Pour la majorité des pays, la mondialisation, dont je viens de survoler l’univers, leur échappe. Un pays comme l’Algérie, prisonnier du pétrole/gaz dont la rente fond au «soleil» d’un marché pétrolier de plus en plus erratique, est l’un des pays pétroliers les plus fragilisés. La rente d’un sol riche, ça eut payé quand l’agriculture jadis était la seule et noble activité économique.
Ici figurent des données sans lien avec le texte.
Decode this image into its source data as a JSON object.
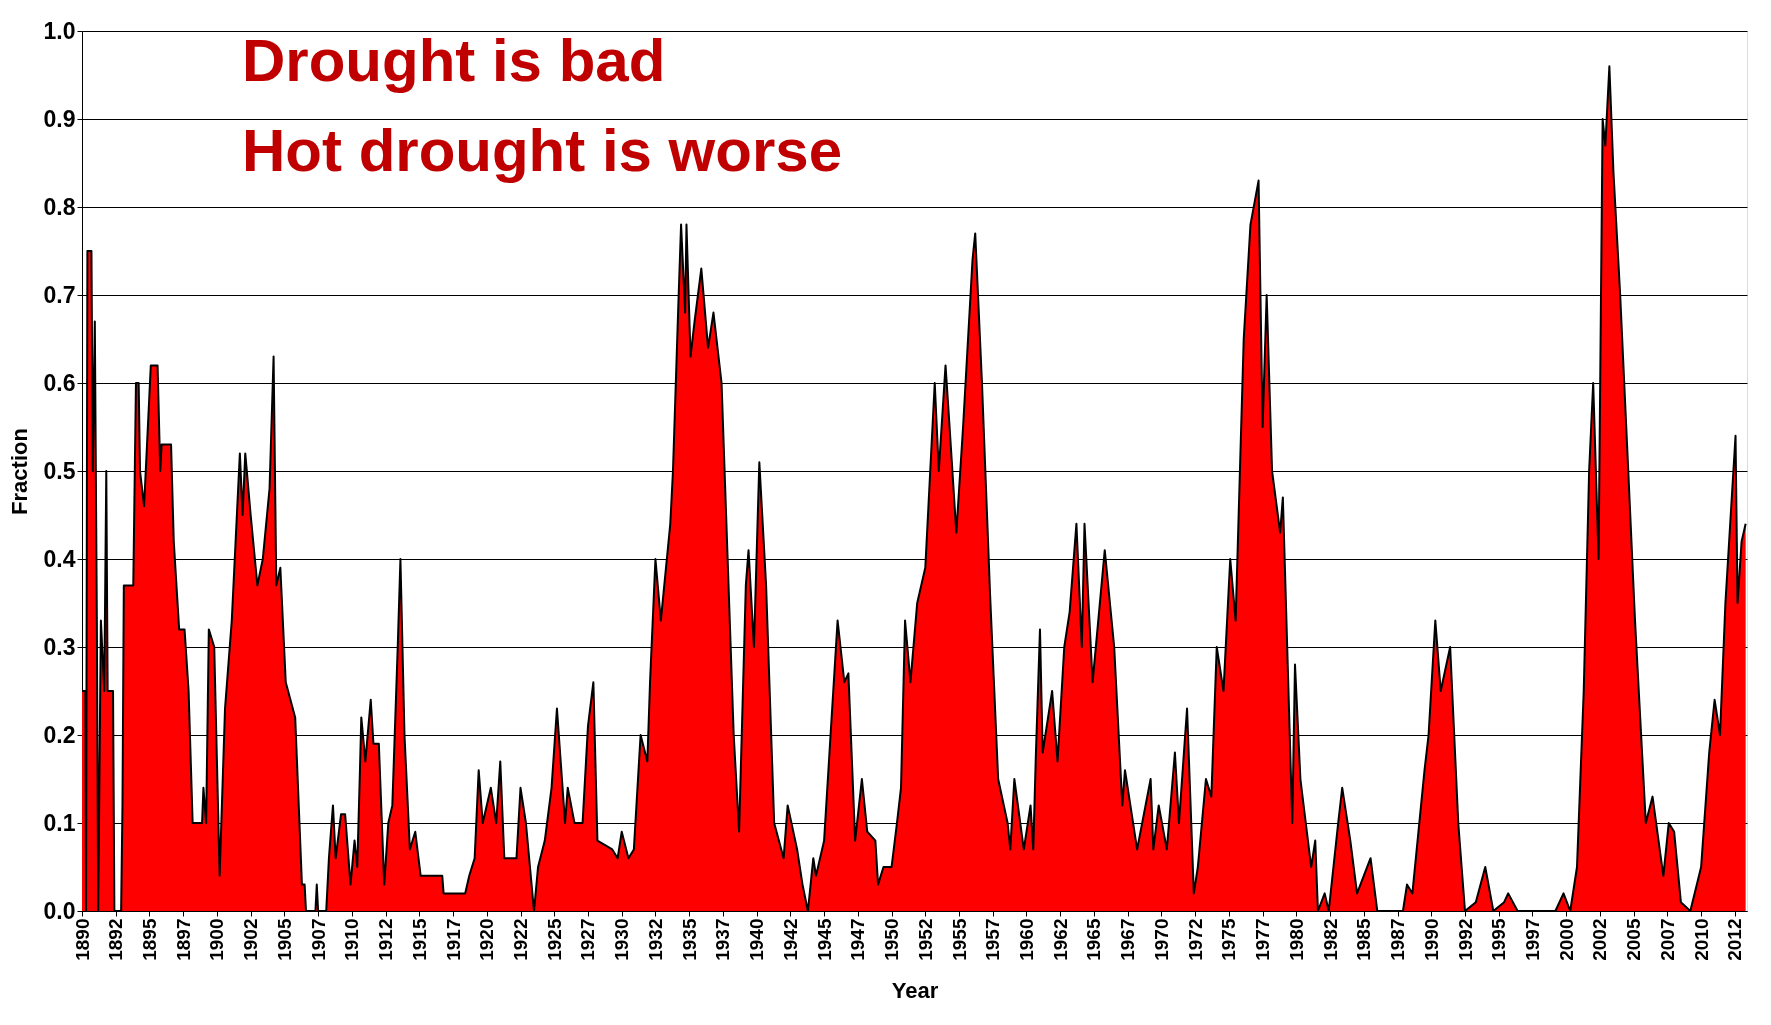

Aujourd’hui, ce genre de rente ne pèse pas lourd devant la puissance de la valeur ajoutée du travail. Il ne reste donc au pays que de se lancer dans des productions qui créent de la richesse par le travail concret et le travail abstrait. (3)
A. A.
(1) Article de Freud en 1917 où le père de la psychanalyse étudie le rapport entre l’argent roi (qui n’a pas d’odeur) et la psychanalyse.
(2) Le dollar est déjà attaqué par les pays du Brics. La Chine travaille sur une monnaie électronique basée sur l’or pour ses échanges avec l’extérieur. Rappelons les GAFA de la Silicon Valley pensent aussi à une monnaie électronique. Rappelons aussi que des monnaies locales existent ici et là en France adossées à un réseau coopératif ou associatif. Les financiers de Wall Street n’ont qu’à bien se tenir et les banques créatrices de monnaies s’inquiètent face cet éventuel concurrent invisible et potentiellement redoutable.
(3) Travail concret et travail abstrait. Le travail concret produit une valeur d’usage et qui a une utilité sociale. Le travail abstrait d’un produit, en plus de sa valeur d’usage, acquiert une valeur d’échange sur un marché, et le poids de cette valeur est fonction de la quantité de travail concret contenu dans le produit en question. La valeur d’une voiture se calcule à partir du travail de l’ingénieur et du moindre travail des ouvriers qui sont sur la chaîne de production.